A fed in hot pursuit of fugitives has to run backward because her head is permanently twisted all the way around.

A decapitated head nervously eyes, with his one good eye, his baffled doctors.

A convicted killer walks off after his own execution with a smile.

Welcome to Torchwood: Miracle Day, a fantastical, dark sci-fi fable that premiered Friday on Starz.

A new chapter of the acclaimed British hit, Torchwood, which aired for three seasons on the BBC, Miracle Day is a stand-alone, 10-episode saga propelled by a premise as ridiculously simple as its implications are mind-boggling in their complexity and horror: the death of death. (BBC/Warner will release the first three seasons on a 12-disc DVD set on Tuesday.)

Story continues below.

"The concept behind it is that simply no one dies," says show creator Russell T. Davies, a Welsh TV wunderkind who launched Torchwood in 2006.

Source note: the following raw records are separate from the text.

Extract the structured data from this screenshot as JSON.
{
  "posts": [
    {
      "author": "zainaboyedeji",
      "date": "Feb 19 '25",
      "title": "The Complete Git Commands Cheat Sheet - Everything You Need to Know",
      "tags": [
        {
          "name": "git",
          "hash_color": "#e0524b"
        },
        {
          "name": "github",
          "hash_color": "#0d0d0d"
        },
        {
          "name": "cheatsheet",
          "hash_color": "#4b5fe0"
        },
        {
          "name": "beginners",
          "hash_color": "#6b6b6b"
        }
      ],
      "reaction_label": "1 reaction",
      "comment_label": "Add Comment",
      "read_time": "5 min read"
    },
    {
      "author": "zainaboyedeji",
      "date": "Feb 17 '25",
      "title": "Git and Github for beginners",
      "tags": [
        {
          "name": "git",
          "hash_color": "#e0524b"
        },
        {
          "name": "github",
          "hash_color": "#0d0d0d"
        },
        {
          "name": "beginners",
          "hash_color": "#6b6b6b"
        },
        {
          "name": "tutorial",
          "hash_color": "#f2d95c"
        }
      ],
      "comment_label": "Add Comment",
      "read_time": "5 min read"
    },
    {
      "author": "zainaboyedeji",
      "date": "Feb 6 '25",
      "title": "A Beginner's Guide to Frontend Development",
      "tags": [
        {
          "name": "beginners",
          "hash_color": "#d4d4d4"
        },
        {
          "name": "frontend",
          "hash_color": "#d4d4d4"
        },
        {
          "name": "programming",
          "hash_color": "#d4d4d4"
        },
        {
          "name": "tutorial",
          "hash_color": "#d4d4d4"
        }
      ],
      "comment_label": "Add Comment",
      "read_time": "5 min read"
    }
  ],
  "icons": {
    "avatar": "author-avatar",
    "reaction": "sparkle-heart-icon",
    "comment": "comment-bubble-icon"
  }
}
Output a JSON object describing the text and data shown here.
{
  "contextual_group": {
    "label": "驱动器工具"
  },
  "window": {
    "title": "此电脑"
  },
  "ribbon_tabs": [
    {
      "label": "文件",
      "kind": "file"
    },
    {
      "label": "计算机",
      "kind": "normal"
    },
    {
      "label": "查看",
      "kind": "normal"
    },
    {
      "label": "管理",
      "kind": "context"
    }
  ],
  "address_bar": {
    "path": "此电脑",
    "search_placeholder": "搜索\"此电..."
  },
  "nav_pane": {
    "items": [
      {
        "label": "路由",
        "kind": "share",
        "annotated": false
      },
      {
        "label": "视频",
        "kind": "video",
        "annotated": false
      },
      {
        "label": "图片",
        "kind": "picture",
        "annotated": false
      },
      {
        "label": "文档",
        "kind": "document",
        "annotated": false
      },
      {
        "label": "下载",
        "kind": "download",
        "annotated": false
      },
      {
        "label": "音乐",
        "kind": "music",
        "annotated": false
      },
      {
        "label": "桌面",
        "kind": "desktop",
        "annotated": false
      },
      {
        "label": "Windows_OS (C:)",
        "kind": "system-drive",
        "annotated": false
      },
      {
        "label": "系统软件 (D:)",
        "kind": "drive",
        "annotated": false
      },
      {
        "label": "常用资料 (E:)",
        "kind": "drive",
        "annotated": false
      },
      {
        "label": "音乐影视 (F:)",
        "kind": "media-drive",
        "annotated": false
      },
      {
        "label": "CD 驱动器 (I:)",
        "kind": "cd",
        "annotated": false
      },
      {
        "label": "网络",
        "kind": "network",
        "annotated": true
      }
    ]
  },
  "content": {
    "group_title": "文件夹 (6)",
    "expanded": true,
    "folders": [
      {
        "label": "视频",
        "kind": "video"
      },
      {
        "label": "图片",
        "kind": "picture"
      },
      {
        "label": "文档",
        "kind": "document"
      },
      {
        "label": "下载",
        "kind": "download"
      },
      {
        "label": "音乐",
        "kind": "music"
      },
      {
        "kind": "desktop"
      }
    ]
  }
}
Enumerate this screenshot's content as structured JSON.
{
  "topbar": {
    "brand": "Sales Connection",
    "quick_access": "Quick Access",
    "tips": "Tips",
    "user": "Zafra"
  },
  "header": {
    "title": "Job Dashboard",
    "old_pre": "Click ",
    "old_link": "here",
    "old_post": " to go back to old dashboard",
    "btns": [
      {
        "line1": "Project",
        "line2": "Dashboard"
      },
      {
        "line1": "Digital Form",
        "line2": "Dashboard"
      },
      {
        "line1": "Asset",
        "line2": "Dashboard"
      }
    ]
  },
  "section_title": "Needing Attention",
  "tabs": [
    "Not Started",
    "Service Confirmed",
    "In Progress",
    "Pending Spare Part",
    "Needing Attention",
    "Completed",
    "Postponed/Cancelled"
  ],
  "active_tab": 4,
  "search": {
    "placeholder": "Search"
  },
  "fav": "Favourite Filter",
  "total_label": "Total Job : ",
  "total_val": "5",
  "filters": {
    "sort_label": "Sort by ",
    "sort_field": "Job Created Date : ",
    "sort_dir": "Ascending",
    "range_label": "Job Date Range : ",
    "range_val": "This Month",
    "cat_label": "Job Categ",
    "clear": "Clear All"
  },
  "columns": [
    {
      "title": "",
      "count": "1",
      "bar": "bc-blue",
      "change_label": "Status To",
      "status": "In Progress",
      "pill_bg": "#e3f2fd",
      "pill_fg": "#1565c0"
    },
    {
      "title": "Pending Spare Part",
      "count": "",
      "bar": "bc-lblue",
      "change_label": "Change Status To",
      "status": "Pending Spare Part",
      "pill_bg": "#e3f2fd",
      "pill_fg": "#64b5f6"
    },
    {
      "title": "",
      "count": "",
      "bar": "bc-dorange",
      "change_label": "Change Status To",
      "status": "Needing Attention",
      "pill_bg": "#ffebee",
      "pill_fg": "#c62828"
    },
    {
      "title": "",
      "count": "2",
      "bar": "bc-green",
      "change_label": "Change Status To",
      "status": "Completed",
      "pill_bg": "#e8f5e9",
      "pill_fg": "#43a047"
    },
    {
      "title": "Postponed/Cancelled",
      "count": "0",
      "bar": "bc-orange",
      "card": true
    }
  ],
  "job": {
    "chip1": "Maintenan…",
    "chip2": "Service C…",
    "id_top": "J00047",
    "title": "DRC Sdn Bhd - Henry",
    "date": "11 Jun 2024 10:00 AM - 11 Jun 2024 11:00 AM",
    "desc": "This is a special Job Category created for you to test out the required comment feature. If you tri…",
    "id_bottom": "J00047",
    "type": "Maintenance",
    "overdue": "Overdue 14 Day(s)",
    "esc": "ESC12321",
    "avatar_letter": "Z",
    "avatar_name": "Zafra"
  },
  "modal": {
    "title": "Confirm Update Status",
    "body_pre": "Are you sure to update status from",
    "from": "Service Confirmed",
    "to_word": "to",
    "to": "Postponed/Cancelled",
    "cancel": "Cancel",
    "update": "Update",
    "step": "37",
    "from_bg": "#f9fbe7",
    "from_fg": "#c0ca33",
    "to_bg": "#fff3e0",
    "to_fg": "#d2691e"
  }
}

"One day, you wake up and no one on Earth dies. And then the next day . . . and then the next . . . and the next." What makes it even more horrific is that injuries never heal: Severed heads continue to live on, forever in pain.

Davies delights in turning conventions on their heads.

"In most apocalyptic stories, there's a catastrophe where everyone is dead and there's just one survivor," he says. "This is the opposite."

Davies is best known for resurrecting Doctor Who in 2005 after the show went into a 16-year hiatus. He managed to transform the clunky, special effects-challenged classic into a singularly sophisticated and spectacular sci-fi series, leading one critic to dub it the perfect TV show.

Davies created Torchwood around recurring Doctor Who character Capt. Jack Harkness, a flamboyant, time-traveling cosmic wanderer played by Scottish-born, American-raised John Barrowman.

"When we meet [Jack] in Doctor Who, he's something of a rogue," Barrowman says of his character, an "angst-ridden . . . world-weary" hero who finds no meaning in life because he can't die. Shoot him, burn him, chop him up (and Davies has done all, and more, to Jack) and the intrepid Jack regenerates.

Torchwood features Jack as the leader of Torchwood, a cadre of British agents founded by Queen Victoria (after she was attacked by werewolves from space) to assess and deal with alien threats.

Tall, dark, and dashing, with matinee-idol looks, a hint of danger, and a killer fashion sense, Jack is the perfect hero, says Davies.

"He's such a massively strong character. He comes through the door with a lot of adjectives."